The hot and cold spots in the junction region are one of the concerns for breast cancer RT with supraclavicular nodes. With conventional radiotherapy techniques using two opposing tangential and anterior fields, it is extremely difficult to deliver a homogeneous dose to the PTV in the junction region. In addition, this conventional radiotherapy technique is sensitive to possible misalignment errors and causes the emergence of hot and cold spots in the junction region [6]. The effect of the matching techniques on the dose variations in the junction region was investigated using a breast phantom [6]. Two different treatment techniques were compared under an overlap of 5 mm, a separation of 5 mm, and it was concluded that set-up difficulties influence the dose distribution. The conventional 3D-CRT treatment plan has a high dose gradient and the junction region is easily over or underdosed with the introduction of mechanical inaccuracies or possible patient movement during the treatment. The effect of uncertainty in the jaw positioning on dose distribution in the junction region was investigated [7]. The jaw positional errors should be managed to be less than 1 mm according to the American Association of Physicists in MedicineTask Group 40 [22].
A combination of two tangential fields and VMAT for breast cancer has already been reported [15]. Their strategy includes 2 tangential open fields with a 2 cm cranial slip zone delivering 85% of the chest wall area. In this study, we investigated the robustness of our proposed hybrid VMAT in breast cancer to achieve dose homogeneity in the junction region. Our proposed hybrid VMAT technique with a low dose gradient on the 3D-CRT plan could reduce the over and under dosage in the junction region. As shown in the dose profile, extreme patient motion (± 3 mm) can potentially lead to areas of high and low doses that can be up to approximately 30% different from the nominal plan. On average, the D2% to the CTV of 1.5%, 3.5%, 5.5%, and D98% to the CTV of 3.3%, 8.2%, and 12.8% for the 1 mm, 2 mm, and 3 mm, overlapped/separated shifted evaluations were improved, respectively. This is because a shifting jaw on the 3D-CRT plan will result in a low dose gradient from the VMAT also being smooth in the junction region.
Patient setup and motion errors during treatment can result in small shifts in treatment fields; typical misalignment errors may vary between 0 mm and 3 mm [23, 24]. As shown in the dose profile, our study demonstrated that a 3 mm patient motion in the SI direction resulted in a dose difference of approximately 15% in the junction region, using an even hybrid VMAT plan with a low dose gradient in the 3D-CRT plan. Daily patient setup and patient motion are random sources of errors throughout the entire treatment. Intrafraction motion is significantly limited with a translational median of 1.1 mm from the isocenter [24]. Patients are not likely to move in the SI direction (mean = 0.09 ± 0.81 mm, median = 0.04 mm) [23]. Patient monitoring with a surface scanning system is expected to decrease patient motion during treatment and decrease the effect of field separation or overlap. The immobilization positioning system is also essential to minimize patient motion during the time of treatment. Studies have reported significantly improved reproducibility and decreased random and systematic inter-fraction errors, with the use of an immobilization device [25, 26]. Some patients feel comfortable positioning themselves during treatment, as indicated with a simulation using an immobilization device [27]. The beam-on-time of our hybrid VMAT approach for breast cancer patients is required for only approximately 2–3 min after image guidance. Therefore, we believe that the patient motion with the immobilization device and our proposed hybrid VMAT is minimal during treatment.

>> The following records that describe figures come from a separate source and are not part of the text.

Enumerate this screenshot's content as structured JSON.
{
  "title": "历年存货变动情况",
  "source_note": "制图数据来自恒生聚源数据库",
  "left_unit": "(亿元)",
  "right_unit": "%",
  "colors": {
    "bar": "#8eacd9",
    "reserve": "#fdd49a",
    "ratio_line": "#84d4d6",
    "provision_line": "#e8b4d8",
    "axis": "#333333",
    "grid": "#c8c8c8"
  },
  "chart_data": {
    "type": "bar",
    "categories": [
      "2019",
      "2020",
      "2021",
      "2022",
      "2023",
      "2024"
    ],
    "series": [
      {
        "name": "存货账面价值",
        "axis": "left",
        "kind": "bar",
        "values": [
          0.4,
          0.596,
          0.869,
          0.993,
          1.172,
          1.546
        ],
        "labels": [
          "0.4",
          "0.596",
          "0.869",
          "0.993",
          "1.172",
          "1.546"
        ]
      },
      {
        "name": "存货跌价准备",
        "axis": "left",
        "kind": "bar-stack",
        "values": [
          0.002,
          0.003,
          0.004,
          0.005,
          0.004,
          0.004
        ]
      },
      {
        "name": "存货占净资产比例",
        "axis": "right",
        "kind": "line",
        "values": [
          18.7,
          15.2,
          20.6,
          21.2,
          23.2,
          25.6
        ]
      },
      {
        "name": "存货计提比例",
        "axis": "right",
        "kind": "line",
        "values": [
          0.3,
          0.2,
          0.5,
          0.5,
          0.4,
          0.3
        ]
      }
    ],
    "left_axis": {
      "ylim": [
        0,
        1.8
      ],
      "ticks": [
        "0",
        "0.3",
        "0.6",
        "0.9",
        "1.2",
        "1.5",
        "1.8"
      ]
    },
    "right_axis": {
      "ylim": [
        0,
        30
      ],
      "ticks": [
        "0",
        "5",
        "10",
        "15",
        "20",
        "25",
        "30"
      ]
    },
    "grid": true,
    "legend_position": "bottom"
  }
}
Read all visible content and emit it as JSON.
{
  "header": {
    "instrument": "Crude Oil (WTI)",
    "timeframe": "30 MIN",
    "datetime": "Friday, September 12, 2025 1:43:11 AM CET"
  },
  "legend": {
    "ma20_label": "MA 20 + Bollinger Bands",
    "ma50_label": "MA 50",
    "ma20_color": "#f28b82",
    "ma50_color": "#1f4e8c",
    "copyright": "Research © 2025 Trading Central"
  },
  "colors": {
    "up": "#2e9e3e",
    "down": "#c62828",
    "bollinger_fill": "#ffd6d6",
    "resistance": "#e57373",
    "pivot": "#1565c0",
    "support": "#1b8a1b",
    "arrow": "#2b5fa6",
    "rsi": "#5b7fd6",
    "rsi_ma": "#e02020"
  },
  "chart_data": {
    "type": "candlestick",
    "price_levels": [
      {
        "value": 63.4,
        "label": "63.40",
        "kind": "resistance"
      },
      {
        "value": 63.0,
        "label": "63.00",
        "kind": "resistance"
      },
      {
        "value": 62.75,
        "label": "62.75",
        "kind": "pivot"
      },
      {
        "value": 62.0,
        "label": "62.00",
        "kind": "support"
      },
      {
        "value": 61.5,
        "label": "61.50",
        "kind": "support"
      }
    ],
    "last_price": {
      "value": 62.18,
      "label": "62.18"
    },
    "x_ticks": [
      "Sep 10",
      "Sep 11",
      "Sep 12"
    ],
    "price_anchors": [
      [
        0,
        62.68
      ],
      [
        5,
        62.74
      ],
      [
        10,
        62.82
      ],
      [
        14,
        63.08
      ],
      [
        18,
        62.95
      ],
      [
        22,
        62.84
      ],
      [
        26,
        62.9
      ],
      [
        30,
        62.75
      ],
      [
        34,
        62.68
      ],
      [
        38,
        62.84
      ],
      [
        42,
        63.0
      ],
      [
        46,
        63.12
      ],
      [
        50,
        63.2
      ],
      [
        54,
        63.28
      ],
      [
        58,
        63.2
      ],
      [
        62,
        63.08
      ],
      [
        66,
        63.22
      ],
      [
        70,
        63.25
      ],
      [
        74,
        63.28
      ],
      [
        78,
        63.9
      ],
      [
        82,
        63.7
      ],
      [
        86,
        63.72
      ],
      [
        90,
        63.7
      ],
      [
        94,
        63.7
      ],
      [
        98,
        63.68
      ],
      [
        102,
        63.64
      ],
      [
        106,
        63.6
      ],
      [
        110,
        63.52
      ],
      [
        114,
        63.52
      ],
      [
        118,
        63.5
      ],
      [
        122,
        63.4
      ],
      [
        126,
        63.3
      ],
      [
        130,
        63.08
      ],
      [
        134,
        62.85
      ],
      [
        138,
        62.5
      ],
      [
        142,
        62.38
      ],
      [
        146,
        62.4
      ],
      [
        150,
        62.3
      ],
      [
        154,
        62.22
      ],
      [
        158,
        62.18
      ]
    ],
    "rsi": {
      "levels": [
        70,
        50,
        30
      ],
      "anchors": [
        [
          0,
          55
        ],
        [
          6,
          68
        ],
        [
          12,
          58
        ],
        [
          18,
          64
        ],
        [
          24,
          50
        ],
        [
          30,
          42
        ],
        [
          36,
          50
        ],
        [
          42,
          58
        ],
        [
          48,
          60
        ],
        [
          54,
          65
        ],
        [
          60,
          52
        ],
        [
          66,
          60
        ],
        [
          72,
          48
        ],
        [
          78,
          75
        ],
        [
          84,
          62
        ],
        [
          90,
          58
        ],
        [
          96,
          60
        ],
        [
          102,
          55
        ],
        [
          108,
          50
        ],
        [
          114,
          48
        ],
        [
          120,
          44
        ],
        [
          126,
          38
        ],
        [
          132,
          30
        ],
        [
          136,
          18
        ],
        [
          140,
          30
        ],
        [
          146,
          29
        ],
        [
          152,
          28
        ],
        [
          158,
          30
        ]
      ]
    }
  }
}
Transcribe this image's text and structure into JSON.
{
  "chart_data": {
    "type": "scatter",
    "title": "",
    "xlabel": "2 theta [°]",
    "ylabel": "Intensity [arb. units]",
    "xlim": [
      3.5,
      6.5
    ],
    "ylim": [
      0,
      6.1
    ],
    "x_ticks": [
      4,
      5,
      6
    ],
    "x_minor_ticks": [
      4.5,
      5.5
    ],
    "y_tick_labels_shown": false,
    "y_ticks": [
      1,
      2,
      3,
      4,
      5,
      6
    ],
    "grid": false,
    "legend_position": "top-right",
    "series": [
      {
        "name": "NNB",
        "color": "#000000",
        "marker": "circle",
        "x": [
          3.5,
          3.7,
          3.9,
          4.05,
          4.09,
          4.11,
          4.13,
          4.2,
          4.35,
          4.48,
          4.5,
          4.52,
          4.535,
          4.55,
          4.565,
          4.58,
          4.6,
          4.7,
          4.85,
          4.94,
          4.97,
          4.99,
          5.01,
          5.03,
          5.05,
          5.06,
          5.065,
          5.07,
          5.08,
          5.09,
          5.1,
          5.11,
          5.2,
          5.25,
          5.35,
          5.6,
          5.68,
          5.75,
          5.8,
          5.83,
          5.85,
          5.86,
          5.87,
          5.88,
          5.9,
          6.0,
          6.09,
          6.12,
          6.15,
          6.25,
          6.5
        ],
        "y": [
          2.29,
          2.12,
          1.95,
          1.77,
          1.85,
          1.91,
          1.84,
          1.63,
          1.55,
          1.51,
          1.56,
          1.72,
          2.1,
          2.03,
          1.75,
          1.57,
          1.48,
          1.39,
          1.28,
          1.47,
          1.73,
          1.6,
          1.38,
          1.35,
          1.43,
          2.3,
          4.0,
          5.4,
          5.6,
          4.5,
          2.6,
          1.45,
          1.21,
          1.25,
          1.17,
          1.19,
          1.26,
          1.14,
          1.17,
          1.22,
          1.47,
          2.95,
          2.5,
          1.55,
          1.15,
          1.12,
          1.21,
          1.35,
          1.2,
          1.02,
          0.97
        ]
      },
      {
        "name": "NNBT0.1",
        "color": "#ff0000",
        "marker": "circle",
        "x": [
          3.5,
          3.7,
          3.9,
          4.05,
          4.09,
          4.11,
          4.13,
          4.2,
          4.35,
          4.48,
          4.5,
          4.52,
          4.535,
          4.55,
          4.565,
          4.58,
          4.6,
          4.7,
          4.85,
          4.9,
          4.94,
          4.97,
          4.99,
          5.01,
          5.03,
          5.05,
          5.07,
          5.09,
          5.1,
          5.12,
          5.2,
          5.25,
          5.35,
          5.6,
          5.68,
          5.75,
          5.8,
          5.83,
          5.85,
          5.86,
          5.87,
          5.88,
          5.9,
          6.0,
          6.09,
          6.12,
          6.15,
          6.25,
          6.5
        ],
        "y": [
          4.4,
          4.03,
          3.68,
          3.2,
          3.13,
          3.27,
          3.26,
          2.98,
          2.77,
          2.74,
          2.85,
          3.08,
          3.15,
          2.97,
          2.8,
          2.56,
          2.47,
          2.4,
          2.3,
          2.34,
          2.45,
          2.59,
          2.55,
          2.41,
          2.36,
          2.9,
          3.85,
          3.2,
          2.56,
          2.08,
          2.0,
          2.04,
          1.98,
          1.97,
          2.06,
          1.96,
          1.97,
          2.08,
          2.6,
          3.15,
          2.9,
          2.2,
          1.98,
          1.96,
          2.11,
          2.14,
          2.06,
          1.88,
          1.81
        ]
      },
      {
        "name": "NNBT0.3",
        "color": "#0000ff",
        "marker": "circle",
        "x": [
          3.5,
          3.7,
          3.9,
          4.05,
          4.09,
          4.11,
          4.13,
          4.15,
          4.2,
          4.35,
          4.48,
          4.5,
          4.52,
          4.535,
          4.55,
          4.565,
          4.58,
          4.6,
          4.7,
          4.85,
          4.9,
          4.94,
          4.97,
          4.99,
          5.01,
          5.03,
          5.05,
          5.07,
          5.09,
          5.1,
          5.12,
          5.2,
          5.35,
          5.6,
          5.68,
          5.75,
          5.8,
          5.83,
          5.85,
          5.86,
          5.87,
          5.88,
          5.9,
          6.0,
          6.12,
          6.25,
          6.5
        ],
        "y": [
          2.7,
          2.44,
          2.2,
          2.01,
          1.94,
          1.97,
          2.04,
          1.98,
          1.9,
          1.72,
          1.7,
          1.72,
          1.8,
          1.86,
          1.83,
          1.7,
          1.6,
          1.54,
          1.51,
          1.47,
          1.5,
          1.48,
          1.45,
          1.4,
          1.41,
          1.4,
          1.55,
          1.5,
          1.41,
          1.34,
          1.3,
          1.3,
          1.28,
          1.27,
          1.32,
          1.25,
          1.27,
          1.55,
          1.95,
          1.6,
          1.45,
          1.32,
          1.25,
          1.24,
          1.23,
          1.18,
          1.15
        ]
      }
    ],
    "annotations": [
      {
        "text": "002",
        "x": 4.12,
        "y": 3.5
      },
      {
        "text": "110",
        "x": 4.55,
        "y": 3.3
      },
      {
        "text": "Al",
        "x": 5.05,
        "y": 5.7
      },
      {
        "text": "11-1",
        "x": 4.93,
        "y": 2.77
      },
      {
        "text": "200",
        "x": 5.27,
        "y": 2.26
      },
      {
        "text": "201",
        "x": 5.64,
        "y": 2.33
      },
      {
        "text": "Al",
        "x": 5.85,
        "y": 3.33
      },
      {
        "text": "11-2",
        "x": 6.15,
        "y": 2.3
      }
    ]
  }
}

A limitation of this study was that we only examined one dose gradient with a jaw shift. A large jaw shift contributes to a shallow dose gradient and a more robust plan for patient motion. The low-dose gradient plan was able to decrease the dose differences when patient shift errors were introduced, as was also found for the dose profiles, by a maximum of 12.8% for the 3 mm shift. However, a greater dose contribution to the lung on VMAT should be considered for respiratory motion and organ deformation [19]. A balance between the junction dose step size length and dose step size should be considered based on plan quality. The issue of dose junction associated with large treatment volumes presents problems with other sites, such as craniospinal irradiation and total marrow irradiation [28–30]. In these treatments, the couch is moved next to the treatment plan position because of the restricted field size. Therefore, a shallow dose gradient is used for plan robustness due to set-up error and patient motion at these treatment sites. It should be stressed that this study considered a maximum dose variation in the worst scenario. Intrafraction respiratory chest wall motion and the daily set-up errors have blurred the cold spots or hot spots in the junction region. Mathematical calculations of the probability distribution should be considered for the number of fractions because day-to-day setup variations were random.